Creation of an IT Data Processing System for the Genealogical Sector
Design, development, and support of an internal automated system for creating configurable and production-ready data processing pipelines with integrated machine learning models. The solution ensures scalability, fault tolerance, and management of the complete data lifecycle — from ingestion and preprocessing to inference and monitoring.
Customer
The client is a company specializing in genealogical research, processing, and providing access to historical archival data.
Task
The SimbirSoft team faced the following challenges:
-
Minimize errors in the integration processes of ML models,
-
Reduce manual labor,
-
Shorten the time to market for ML models,
-
Scale the infrastructure,
-
Organize monitoring and alert mechanisms.
Solution
1. Minimization of Errors in ML Model Integration Processes:
Templates were developed for generating data processing pipelines. Docker containers were used to isolate models with different dependencies, reducing the risks of conflicts and deployment errors. The pipelines were designed to handle images and document scans and support high-load operations: preprocessing, OCR, and GPU computations.
2. Reduction of Manual Labor through Automation of ETL/ML Processes:
The pipelines are built on Python applications, allowing for flexible integration of both ready-made ML libraries and custom logic. This approach significantly reduced the volume of manual operations in data processing and model handling.
3. Reduction of Time-to-Market:
To shorten the implementation timelines and speed up development, integration with AWS services was implemented, including AWS SageMaker.
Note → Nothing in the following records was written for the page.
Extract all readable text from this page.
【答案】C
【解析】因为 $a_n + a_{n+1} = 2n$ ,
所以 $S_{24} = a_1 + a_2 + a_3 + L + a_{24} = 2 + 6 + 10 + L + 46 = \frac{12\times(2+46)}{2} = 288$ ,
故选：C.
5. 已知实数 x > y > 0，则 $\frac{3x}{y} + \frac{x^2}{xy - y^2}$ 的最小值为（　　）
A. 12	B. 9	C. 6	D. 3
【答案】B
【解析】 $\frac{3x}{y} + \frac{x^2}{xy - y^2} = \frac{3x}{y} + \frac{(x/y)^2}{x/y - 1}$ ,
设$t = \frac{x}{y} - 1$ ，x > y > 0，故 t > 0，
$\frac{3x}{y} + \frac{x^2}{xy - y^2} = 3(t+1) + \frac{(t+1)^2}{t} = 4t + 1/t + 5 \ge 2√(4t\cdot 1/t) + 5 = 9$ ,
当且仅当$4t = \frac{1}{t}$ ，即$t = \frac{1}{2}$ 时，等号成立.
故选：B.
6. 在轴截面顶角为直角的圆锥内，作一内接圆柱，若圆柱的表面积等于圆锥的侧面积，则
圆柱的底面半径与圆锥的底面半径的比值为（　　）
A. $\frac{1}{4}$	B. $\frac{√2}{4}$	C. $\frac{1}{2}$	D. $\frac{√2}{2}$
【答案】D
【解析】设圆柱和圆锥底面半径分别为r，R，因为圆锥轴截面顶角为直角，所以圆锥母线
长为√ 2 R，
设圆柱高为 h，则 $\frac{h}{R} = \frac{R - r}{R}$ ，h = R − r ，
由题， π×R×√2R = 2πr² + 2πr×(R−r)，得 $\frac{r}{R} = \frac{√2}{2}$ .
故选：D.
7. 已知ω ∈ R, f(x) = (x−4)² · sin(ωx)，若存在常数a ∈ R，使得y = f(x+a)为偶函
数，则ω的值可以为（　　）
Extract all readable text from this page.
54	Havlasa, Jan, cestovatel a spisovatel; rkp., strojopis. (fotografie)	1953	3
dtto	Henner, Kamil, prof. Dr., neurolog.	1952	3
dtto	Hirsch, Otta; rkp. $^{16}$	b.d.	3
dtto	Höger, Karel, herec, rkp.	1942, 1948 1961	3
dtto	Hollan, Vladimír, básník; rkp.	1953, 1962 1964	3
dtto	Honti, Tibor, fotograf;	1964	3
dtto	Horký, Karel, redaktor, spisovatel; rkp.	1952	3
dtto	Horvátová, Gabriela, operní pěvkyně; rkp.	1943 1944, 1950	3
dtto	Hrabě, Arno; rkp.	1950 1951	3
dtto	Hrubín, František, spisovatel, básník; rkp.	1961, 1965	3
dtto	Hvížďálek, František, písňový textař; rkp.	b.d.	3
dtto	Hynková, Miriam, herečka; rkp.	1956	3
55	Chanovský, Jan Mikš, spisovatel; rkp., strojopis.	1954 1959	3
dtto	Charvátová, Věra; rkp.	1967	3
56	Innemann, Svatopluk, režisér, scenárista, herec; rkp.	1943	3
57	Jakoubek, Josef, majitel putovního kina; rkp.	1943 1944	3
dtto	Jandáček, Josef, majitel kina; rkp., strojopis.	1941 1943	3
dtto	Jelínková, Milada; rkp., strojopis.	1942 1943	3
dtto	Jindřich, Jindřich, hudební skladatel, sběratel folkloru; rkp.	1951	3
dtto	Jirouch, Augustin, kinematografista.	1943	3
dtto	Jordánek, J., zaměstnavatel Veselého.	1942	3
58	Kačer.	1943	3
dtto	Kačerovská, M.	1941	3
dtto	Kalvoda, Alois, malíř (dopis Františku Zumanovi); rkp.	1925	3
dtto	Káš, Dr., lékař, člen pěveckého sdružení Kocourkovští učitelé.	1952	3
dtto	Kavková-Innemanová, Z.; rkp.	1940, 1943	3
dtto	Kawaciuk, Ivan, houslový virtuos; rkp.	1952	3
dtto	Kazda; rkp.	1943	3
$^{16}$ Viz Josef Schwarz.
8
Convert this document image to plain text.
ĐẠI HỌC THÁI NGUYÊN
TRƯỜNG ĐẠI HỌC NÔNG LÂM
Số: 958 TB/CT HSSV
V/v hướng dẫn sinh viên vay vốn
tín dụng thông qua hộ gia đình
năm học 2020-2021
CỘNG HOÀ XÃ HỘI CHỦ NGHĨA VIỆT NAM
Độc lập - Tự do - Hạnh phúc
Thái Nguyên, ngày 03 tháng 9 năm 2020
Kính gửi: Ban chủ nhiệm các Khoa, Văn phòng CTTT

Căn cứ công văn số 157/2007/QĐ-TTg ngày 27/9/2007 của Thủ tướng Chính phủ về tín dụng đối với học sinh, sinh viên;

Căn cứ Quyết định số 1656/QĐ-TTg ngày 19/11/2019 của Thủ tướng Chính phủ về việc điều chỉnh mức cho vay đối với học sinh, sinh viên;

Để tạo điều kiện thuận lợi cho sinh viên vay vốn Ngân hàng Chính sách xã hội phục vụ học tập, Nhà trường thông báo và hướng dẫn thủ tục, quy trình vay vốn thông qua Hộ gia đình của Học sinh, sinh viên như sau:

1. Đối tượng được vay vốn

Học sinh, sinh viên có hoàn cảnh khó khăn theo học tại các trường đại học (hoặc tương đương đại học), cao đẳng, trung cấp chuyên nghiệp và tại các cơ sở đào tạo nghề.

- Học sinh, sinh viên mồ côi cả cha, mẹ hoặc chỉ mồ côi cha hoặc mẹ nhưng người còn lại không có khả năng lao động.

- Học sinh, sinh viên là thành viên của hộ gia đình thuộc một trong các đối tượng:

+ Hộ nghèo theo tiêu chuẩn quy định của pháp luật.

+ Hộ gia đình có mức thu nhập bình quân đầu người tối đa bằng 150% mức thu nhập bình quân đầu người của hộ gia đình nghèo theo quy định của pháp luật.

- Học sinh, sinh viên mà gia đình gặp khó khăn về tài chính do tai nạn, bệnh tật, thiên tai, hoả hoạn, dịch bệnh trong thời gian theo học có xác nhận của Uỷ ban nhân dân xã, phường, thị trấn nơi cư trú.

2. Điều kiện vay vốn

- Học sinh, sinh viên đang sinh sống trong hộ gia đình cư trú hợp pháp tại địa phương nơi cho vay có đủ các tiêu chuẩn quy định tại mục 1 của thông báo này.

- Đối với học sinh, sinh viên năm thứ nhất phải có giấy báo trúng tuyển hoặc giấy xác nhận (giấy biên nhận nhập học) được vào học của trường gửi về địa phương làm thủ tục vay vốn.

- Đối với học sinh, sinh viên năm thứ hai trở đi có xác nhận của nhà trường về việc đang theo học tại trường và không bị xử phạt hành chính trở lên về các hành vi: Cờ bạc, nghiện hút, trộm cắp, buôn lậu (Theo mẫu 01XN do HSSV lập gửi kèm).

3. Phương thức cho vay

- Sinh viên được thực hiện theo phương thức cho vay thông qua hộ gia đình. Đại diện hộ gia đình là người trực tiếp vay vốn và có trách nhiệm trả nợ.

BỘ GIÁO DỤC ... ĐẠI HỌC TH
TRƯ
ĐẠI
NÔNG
The use of AWS services enabled dynamic scaling.
Additionally, monitoring was organized to track performance drops and processing errors.
Result
-
Speed of Implementation: Deployment time for new models was reduced from weeks to hours.
-
Resource Savings: Cost optimization for computations through automatic scaling in AWS.
-
Reliability: Fault tolerance when processing millions of images.
Thanks to the developed automated ML pipeline system, we also participated in the development of an ML solution for extracting data from historical handwritten texts.
Challenges
During the project implementation, the team successfully addressed issues related to the increased complexity of integrating custom ML models in the absence of widely accepted standards.
Technologies
-
AWS (SQS, SNS, EC2, Lambda, S3, SageMaker, ASG, etc.)
-
Python
-
Terraform
-
Jenkins
-
Docker
-
Harness
-
BentoML